Can Feelings Ever Achieve Closure?
It occurs to me that ‘closure’ has become a very modern emotional expectation; when a job or a relationship ends, someone dies or another bad personal experience; a kind of imagined right has developed in our psyche that we deserve to have resolution in every situation. Is this in fact reasonable, or even achievable? The social media led ‘feelings reign over facts,’ show us, if we chose to view, 24-7 people setting out their side of a story, inviting those viewing to give vindication, to gain a kind of ‘closure’ from likes and comments. If you have ever been in a situation with someone arguing that they ‘felt’ your actions indicated something that you did not in fact indicate, you will know what I mean.
Proving a negative when people’s feelings are involved is a no- win situation. A relatively gentle example is of the childhood sibling rivalry when, confronted by parents, and the ‘she said/he said’ was all that stood before you and possible punishment, it wasn’t provable either way, but you were both seeking to be right as the misunderstood party. In this example ‘feeling’ it was unfair cut no ice whatever had been said or meant, but closure was achieved as usually both siblings were likely punished equally.

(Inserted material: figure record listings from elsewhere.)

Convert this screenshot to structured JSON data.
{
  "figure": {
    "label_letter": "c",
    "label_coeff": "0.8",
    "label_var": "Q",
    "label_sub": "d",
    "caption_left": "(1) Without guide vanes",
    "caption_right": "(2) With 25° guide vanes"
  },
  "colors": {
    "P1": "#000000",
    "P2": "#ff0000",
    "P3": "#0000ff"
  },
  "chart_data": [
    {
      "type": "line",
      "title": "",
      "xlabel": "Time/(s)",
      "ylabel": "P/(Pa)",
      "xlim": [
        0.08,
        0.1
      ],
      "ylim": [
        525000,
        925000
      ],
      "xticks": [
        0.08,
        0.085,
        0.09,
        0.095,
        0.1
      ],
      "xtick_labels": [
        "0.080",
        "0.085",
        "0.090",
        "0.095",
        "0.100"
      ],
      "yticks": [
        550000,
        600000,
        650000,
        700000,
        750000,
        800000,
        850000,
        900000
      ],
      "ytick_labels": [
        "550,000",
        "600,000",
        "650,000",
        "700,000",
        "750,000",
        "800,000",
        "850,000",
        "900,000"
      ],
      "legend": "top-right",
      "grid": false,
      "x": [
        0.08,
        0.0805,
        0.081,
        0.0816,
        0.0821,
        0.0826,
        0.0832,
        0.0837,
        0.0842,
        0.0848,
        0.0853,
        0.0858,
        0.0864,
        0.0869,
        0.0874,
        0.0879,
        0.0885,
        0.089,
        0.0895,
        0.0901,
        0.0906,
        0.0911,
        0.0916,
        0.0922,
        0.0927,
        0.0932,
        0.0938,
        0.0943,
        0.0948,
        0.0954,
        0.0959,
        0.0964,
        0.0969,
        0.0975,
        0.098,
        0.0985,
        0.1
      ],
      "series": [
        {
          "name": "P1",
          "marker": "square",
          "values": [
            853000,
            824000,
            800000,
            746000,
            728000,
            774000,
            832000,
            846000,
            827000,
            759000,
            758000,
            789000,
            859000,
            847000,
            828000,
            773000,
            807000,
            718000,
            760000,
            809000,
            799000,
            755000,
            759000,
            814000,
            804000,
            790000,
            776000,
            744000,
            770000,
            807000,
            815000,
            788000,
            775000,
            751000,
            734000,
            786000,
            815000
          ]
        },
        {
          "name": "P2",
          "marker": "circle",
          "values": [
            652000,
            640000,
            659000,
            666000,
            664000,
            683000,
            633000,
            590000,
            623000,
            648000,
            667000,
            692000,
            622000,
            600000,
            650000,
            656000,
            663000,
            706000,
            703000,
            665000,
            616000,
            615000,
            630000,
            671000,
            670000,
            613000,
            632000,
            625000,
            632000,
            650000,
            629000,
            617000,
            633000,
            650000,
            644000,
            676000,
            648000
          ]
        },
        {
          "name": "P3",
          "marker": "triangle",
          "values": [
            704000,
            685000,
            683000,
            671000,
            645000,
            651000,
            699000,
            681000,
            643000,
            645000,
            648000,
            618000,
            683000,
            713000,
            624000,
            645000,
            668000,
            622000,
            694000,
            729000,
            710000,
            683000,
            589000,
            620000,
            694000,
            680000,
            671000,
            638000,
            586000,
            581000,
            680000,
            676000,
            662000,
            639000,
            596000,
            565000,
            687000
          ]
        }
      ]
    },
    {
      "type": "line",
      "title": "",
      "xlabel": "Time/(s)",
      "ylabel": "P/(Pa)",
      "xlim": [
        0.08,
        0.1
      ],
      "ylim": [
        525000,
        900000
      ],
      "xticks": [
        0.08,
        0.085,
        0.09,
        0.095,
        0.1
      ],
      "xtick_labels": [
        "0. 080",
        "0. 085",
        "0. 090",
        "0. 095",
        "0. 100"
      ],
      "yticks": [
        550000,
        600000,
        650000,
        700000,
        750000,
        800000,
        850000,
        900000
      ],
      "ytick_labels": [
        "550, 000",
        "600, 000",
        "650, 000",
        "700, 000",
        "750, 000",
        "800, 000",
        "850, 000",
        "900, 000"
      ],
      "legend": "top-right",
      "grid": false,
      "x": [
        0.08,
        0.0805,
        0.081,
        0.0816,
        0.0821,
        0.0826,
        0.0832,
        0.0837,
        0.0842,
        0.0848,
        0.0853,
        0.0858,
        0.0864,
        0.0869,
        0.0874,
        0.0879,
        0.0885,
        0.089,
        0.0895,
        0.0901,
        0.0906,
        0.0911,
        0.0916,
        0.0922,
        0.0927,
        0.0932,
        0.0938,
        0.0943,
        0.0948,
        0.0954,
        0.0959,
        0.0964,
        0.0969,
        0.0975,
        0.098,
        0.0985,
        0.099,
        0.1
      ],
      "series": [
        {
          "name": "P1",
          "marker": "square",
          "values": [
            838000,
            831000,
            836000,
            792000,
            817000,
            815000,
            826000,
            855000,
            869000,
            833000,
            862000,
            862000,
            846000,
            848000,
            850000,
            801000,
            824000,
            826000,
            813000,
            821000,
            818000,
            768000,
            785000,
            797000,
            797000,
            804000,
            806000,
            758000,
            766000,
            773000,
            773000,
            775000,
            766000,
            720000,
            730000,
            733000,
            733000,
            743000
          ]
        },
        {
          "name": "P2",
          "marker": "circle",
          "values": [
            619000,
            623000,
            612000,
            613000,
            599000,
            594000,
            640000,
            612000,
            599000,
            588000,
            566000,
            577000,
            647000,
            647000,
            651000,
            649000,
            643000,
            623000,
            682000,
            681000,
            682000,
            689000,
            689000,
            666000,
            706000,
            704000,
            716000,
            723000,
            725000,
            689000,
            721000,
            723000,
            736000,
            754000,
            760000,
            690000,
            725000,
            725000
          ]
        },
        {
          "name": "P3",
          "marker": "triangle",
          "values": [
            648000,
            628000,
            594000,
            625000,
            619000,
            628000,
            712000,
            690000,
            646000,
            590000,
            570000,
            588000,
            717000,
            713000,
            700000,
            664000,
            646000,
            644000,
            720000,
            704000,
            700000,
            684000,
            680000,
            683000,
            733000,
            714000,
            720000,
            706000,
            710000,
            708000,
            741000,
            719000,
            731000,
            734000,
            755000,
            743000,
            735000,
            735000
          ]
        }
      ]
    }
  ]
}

We can of course find an entire range of self-help books to explore closure over our emotional life dramas, but really closure can only be something we give ourselves. It certainly took me the greater part of my life to let go of the fact that my mother did not love me, or my siblings. Yes, we did deserve to be loved and cared for, but the fact was we were not and our feelings otherwise were just ruining our own lives, she did not consider that she was unloving nor would she talk about it. My mother died of dementia several years ago by which time I had already forgiven her and let it go.
When my close friend and business partner was dying, we were able to release any lingering issues we may both have had from our many years together that involved a number of arguments and slamming doors. None of it mattered, who was right, then or now, but to be able to spend time with each other to talk over the good days and the funny incidents was more valuable than anything else. I really miss him, but my memories are all good. I would have been sad not to had have this time, but I did not need it for closure of our relationship.
People dying is of course the most fixed situation if one is searching for resolution and closure, you may be too late for it, but todays closure aims requires that people pursue the result they want endlessly until the other party concedes or they just take themselves out of reach.
One thing I have learnt from my decades of working in the corporate world is that if there are five people in a meeting, there will be five different outcomes and opinions. Four people to be offended, or offended on someone else’s behalf, (another absurd self- aggrandising 21st century focus on ‘feelings’ rather than fact) from the meeting itself and then perhaps another opportunity to rile themselves up once the meeting notes have been written. If I had a pound for every time someone said “I felt” to a point of fact in a business meeting I would be on the rich list for sure.
And this had been a surprise for me, that men were just as guilty of the ‘feelings taking precedence over fact’ as women. Call me a cave woman, but if a man wants to express his feelings, then the workplace is not appropriate any more than for a woman, and when did we stop being able to rely on men as logical and fact focussed?